23.22 Uhr, Donnerstag, 24. Dezember
Vielleicht hatte sie das alles ja nur geträumt. Hannah öffnete die Augen. Auf jeden Fall hatte sie geschlafen. Sie sah an sich selbst hinunter, blickte auf die Hand, die ein Blatt Papier umklammerte. Namen, Webseiten – Agnes hatte sie gebeten, all diese Orte einmal zu besuchen, wenn es ihr wieder besserging. Youtube: Dr. Bruce Greysons Rede vor der UN und auch bei Youtube: Dr. Sam Parnia on MSNBC.
Es stimmte wirklich. Die Studie über Nahtoderlebnisse wurde weltweit durchgeführt. Und Hannah hatte den Beweis geliefert, den Beweis dafür, dass das Bewusstsein frei und ohne Körper existieren konnte. Hannah war der Beweis.
Sie wollte zurück. Das war das Einzige, was sie wusste. Zurück zu dem Ort, an dem das Bewusstsein außerhalb ihres Körpers gewesen war. Zurück zu dem Ort, an dem sie Johannes treffen konnte. Die Gedanken, die ihr durch den Kopf schossen, wurden immer wieder zurückgeworfen von der dicken Schale, die ihre nicht ganz unproblematische Intelligenz zusammenhielt. Eine Intelligenz, die sie ihrer eigenen Familie entfremdet hatte, ihren Freunden, ja selbst dem Leben, bis sie endlich im Niels-Bohr-Institut eine Heimat gefunden hatte. Da hatte sie ein paar gute Jahre gehabt, besonders die ersten, bis sie Gustav begegnet war. Sie hätten kein Kind bekommen sollen. Das Handicap, das sie Johannes mitgegeben hatten, war für einen einzelnen Menschen einfach zu groß. Und dass Intelligenz in einem solchen Grad ein Handicap war – daran zweifelte sie keine Sekunde. Es machte ihr nichts aus, die physische Welt zu verlassen.

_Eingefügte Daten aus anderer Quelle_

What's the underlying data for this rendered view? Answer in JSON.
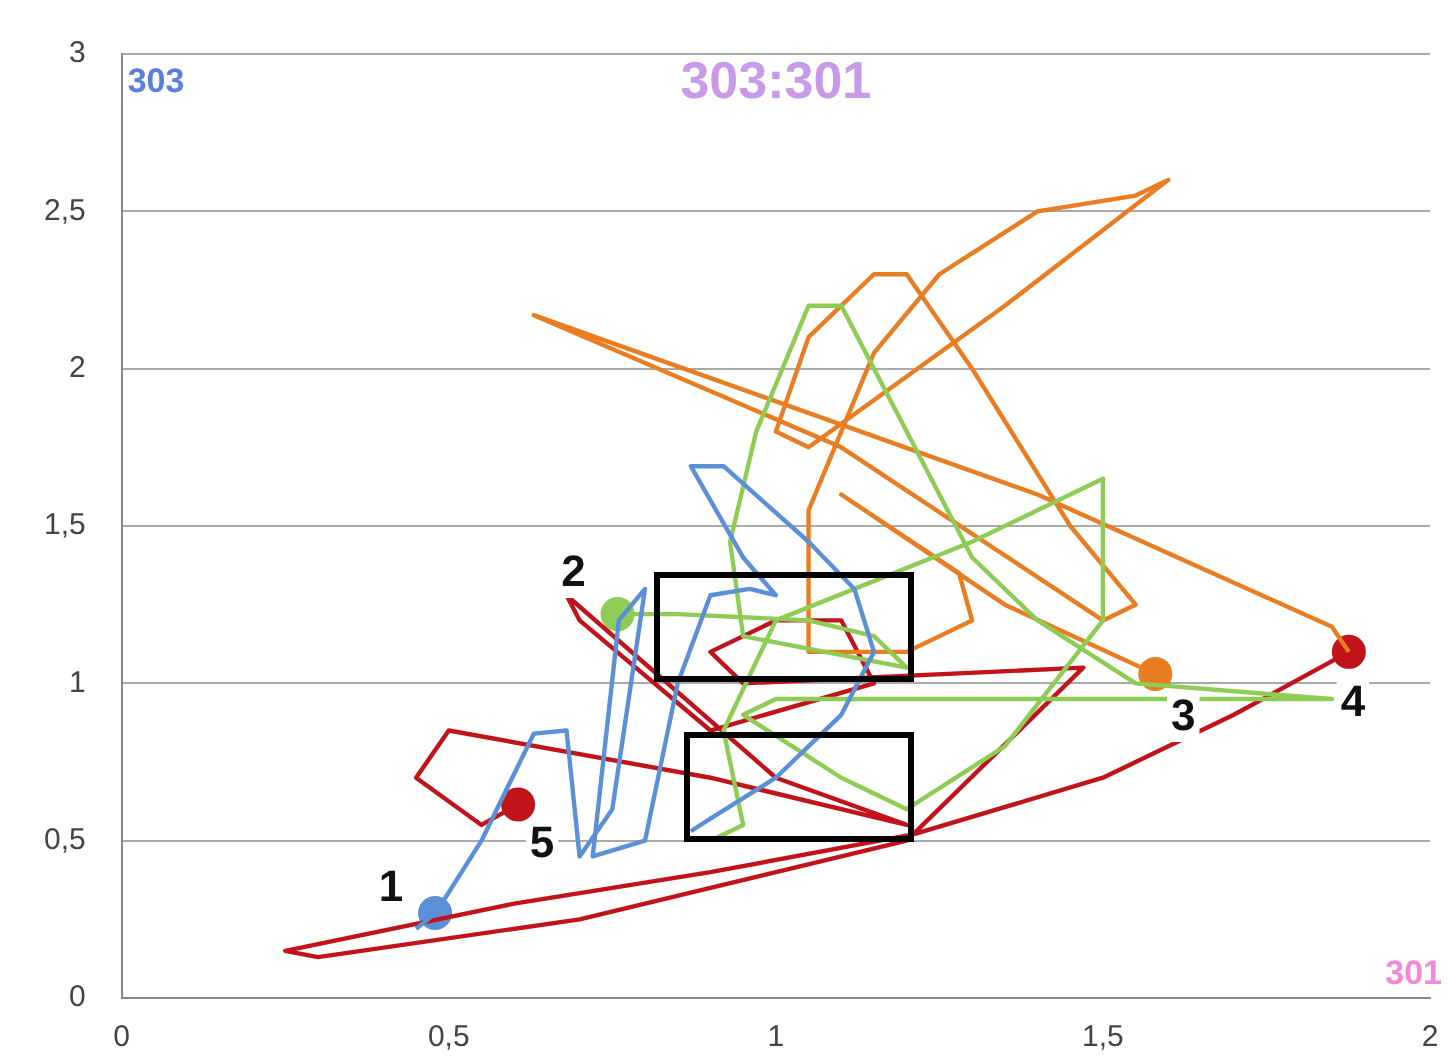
{
  "chart_data": {
    "type": "line",
    "title": "303:301",
    "xlabel": "301",
    "ylabel": "303",
    "xlim": [
      0,
      2
    ],
    "xticks": [
      0,
      {
        "value": 0.5,
        "label": "0,5"
      },
      1,
      {
        "value": 1.5,
        "label": "1,5"
      },
      2
    ],
    "ylim": [
      0,
      3
    ],
    "yticks": [
      0,
      {
        "value": 0.5,
        "label": "0,5"
      },
      1,
      {
        "value": 1.5,
        "label": "1,5"
      },
      2,
      {
        "value": 2.5,
        "label": "2,5"
      },
      3
    ],
    "grid": "y",
    "legend": false,
    "line_style": "solid",
    "annotations": [
      {
        "text": "1",
        "x": 0.479,
        "y": 0.27
      },
      {
        "text": "2",
        "x": 0.758,
        "y": 1.22
      },
      {
        "text": "3",
        "x": 1.58,
        "y": 1.03
      },
      {
        "text": "4",
        "x": 1.876,
        "y": 1.1
      },
      {
        "text": "5",
        "x": 0.606,
        "y": 0.615
      }
    ],
    "series": [
      {
        "marker": "none",
        "color": "#5b8fd6",
        "x": [
          0.45,
          0.48,
          0.55,
          0.63,
          0.68,
          0.7,
          0.75,
          0.8,
          0.76,
          0.72,
          0.8,
          0.85,
          0.9,
          0.96,
          1.0,
          0.95,
          0.87,
          0.92,
          1.05,
          1.12,
          1.15,
          1.1,
          1.0,
          0.9,
          0.87
        ],
        "values": [
          0.22,
          0.27,
          0.5,
          0.84,
          0.85,
          0.45,
          0.6,
          1.3,
          1.2,
          0.45,
          0.5,
          1.0,
          1.28,
          1.3,
          1.28,
          1.4,
          1.69,
          1.69,
          1.45,
          1.3,
          1.1,
          0.9,
          0.7,
          0.57,
          0.53
        ]
      },
      {
        "marker": "none",
        "color": "#8fcc55",
        "x": [
          0.76,
          0.85,
          1.05,
          1.15,
          1.2,
          0.95,
          0.93,
          0.97,
          1.05,
          1.1,
          1.2,
          1.3,
          1.4,
          1.55,
          1.85,
          1.5,
          1.0,
          0.95,
          1.1,
          1.2,
          1.35,
          1.5,
          1.5,
          1.3,
          1.0,
          0.92,
          0.95,
          0.9
        ],
        "values": [
          1.22,
          1.22,
          1.2,
          1.15,
          1.05,
          1.15,
          1.45,
          1.8,
          2.2,
          2.2,
          1.8,
          1.4,
          1.2,
          1.0,
          0.95,
          0.95,
          0.95,
          0.9,
          0.7,
          0.6,
          0.8,
          1.2,
          1.65,
          1.45,
          1.2,
          0.85,
          0.55,
          0.5
        ]
      },
      {
        "marker": "none",
        "color": "#e87d22",
        "x": [
          1.58,
          1.35,
          1.1,
          1.28,
          1.3,
          1.2,
          1.05,
          1.05,
          1.15,
          1.25,
          1.4,
          1.55,
          1.6,
          1.35,
          1.05,
          1.0,
          1.05,
          1.15,
          1.2,
          1.3,
          1.45,
          1.55,
          1.5,
          1.1,
          0.63,
          1.4,
          1.85,
          1.876
        ],
        "values": [
          1.03,
          1.25,
          1.6,
          1.35,
          1.2,
          1.1,
          1.1,
          1.55,
          2.05,
          2.3,
          2.5,
          2.55,
          2.6,
          2.2,
          1.75,
          1.8,
          2.1,
          2.3,
          2.3,
          2.0,
          1.5,
          1.25,
          1.2,
          1.75,
          2.17,
          1.6,
          1.18,
          1.1
        ]
      },
      {
        "marker": "none",
        "color": "#c0141a",
        "x": [
          1.876,
          1.7,
          1.5,
          1.21,
          0.9,
          0.6,
          0.25,
          0.3,
          0.7,
          1.2,
          1.47,
          0.95,
          0.9,
          1.0,
          1.1,
          1.15,
          0.9,
          0.7,
          0.68,
          1.0,
          1.2,
          0.9,
          0.5,
          0.45,
          0.55,
          0.606
        ],
        "values": [
          1.1,
          0.9,
          0.7,
          0.52,
          0.4,
          0.3,
          0.15,
          0.13,
          0.25,
          0.5,
          1.05,
          1.0,
          1.1,
          1.2,
          1.2,
          1.0,
          0.85,
          1.2,
          1.28,
          0.7,
          0.55,
          0.7,
          0.85,
          0.7,
          0.55,
          0.615
        ]
      },
      {
        "type": "scatter",
        "marker": "circle",
        "x": [
          0.479,
          0.758,
          1.58,
          1.876,
          0.606
        ],
        "values": [
          0.27,
          1.22,
          1.03,
          1.1,
          0.615
        ],
        "colors": [
          "#5b8fd6",
          "#8fcc55",
          "#e87d22",
          "#c0141a",
          "#c0141a"
        ]
      }
    ]
  }
}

Schließlich fielen all die schwierigen Mosaiksteinchen an ihren Platz. Wie eine Gleichung. Werte, die allem Anschein nach nicht miteinander vereinbar waren, konnten plötzlich vor ihren Augen nebeneinander existieren. Hannah lag im Bett und umklammerte das Blatt mit den Namen der amerikanischen und britischen Forscher, während sie die Puzzleteile vor sich sah: Johannes. Der Selbstmord. Das Bewusstsein. Niels. Das System. Die sechsunddreißig .
Sie wusste, dass sie weiter musste, raus aus diesem Körper.
Und sie wusste, wie Niels gerettet werden konnte.
»Wie schlimm sieht es aus?«, flüsterte sie, während sie die Decke zur Seite schlug und ihren zusammengeflickten Körper betrachtete. Viel klüger wurde sie dadurch nicht. Die Verbände verbargen das meiste. Vielleicht lag es an der Weihnachtsdeko, die eine Krankenschwester im Zimmer aufgestellt hatte, oder an den zahlreichen chemischen Substanzen, die man in sie gepumpt hatte, aber wenn sie so an ihrem verbundenen Körper nach unten schaute, bekam sie ganz kindliche Assoziationen. Sie musste an ein Weihnachtsgeschenk denken. Nur die Schleife fehlte, um sie unter den Christbaum zu legen.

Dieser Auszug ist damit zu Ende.